We all know Linux is faster than Windows, so I presume the Repeater Linux version is faster than the windows one.
What's more interesting is that I noticed the both of them have a connection limitation settings:
For windows, its max connection list is 20, while Linux can be [1...1000].
I'm wandering why there is such a limitation, so I conducted several strength tests.
Before the test, I have changed Ubuntu ulimit -n from 1024 to 20K and also the repeater max session value to 15K in the source code.
I wrote a demo program(A), acting as repeating, which average sending 45kbps to the Repeater, which is running on Ubuntu(Desktop 10.04).
There is also a simple program(B), acting as normal connections, in other words, just do the TCP hand-sharks.
Both A and B are based on socket connections.
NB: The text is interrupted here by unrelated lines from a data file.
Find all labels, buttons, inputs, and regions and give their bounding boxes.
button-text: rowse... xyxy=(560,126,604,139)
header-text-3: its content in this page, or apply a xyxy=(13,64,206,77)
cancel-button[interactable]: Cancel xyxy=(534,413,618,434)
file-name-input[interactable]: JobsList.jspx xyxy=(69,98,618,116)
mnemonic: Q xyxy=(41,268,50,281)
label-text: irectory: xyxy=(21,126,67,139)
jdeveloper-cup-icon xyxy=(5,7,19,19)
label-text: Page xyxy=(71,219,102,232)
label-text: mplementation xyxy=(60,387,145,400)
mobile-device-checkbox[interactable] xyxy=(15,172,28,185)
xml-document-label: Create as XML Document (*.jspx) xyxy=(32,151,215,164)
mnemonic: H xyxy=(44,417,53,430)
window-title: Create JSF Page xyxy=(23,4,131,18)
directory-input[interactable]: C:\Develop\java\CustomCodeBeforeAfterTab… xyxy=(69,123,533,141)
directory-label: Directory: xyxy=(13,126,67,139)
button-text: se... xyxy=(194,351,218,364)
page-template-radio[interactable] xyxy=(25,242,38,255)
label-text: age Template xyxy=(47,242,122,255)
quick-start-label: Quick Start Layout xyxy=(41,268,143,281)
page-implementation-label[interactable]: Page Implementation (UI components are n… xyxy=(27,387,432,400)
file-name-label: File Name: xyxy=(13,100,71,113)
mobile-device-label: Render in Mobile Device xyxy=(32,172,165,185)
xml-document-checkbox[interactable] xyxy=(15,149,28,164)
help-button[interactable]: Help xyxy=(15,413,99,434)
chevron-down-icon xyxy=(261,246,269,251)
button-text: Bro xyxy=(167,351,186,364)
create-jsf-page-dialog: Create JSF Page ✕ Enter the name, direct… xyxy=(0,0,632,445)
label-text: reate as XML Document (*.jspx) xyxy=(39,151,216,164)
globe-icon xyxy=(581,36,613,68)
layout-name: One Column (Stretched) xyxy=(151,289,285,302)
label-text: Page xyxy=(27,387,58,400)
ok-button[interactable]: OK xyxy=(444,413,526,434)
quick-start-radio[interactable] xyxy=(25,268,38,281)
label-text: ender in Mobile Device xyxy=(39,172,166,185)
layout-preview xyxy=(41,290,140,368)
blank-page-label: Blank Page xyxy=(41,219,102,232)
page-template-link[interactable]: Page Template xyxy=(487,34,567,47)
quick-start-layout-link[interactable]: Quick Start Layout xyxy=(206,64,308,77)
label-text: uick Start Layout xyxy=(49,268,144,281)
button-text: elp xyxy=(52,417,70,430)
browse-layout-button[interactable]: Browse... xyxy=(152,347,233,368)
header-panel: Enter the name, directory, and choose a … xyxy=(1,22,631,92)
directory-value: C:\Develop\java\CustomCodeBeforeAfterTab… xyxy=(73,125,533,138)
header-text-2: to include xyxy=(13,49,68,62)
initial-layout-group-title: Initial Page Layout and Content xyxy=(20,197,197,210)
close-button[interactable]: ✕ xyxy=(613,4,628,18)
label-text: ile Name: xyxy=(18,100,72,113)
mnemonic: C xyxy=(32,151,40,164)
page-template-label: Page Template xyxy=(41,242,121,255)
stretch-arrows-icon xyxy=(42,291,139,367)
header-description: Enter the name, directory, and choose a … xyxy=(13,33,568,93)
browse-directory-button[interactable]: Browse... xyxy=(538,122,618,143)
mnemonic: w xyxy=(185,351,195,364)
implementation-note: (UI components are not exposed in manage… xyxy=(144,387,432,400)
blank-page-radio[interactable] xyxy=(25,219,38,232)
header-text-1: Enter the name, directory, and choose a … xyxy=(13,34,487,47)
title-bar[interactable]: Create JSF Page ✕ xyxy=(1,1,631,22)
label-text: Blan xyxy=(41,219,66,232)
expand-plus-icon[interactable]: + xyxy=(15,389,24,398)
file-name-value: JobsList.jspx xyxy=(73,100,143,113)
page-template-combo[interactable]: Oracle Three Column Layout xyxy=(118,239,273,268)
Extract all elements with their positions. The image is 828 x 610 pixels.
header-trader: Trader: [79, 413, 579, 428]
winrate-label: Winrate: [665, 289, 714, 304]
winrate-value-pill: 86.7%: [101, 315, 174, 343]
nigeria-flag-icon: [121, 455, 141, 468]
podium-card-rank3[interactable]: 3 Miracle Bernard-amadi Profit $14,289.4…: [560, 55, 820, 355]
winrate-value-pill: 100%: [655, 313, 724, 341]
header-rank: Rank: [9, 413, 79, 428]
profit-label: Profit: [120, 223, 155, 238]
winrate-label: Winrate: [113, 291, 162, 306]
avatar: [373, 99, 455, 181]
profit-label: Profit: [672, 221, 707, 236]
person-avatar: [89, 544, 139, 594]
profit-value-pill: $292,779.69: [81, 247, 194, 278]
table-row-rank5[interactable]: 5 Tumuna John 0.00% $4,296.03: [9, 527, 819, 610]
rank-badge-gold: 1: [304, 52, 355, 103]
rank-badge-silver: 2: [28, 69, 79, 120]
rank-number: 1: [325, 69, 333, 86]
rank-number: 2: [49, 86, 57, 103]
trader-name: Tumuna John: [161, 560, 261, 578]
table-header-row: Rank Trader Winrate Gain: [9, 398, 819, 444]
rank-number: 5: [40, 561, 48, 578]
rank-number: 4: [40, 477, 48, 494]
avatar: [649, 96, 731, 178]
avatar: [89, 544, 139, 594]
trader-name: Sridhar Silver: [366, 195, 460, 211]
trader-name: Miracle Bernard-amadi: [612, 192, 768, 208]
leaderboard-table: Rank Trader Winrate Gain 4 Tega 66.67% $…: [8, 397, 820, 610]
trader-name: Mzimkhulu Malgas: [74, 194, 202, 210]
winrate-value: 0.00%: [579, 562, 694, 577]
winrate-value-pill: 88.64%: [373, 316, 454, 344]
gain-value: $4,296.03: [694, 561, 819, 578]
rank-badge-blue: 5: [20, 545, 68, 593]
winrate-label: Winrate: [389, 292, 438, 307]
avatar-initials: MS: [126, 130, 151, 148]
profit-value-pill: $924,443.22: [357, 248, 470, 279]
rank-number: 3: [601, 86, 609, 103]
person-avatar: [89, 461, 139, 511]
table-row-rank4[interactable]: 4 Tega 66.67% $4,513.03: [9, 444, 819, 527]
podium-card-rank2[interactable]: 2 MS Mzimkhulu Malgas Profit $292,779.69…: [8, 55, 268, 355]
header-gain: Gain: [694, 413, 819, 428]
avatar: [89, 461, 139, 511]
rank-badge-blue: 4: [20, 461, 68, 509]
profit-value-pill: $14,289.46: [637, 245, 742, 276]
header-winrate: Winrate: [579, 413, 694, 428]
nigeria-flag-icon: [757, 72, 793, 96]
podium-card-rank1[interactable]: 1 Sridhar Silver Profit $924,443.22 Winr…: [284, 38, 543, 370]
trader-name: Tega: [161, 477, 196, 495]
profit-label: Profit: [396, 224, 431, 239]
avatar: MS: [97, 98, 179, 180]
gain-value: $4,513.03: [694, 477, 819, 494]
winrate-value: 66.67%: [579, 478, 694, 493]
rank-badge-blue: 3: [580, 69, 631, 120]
Is there exist any bottle nack, somewhere in the Ubuntu OS, PC's hardware or the Repeater application?I running 20 A instance and keep creating new B instance at the same time.
As the time going, Repeater would stop when it receiving 3000 (range from 3000 to 3200 ) connections from B.
The totle network bandwidth is 0.8Mbps.
Another group test details: average sending 16kbps, the totle network bandwidth 0.3Mbps. Repeater still stop at 3127.
The CPU usage is around 14% to 50% and I still have extra memory.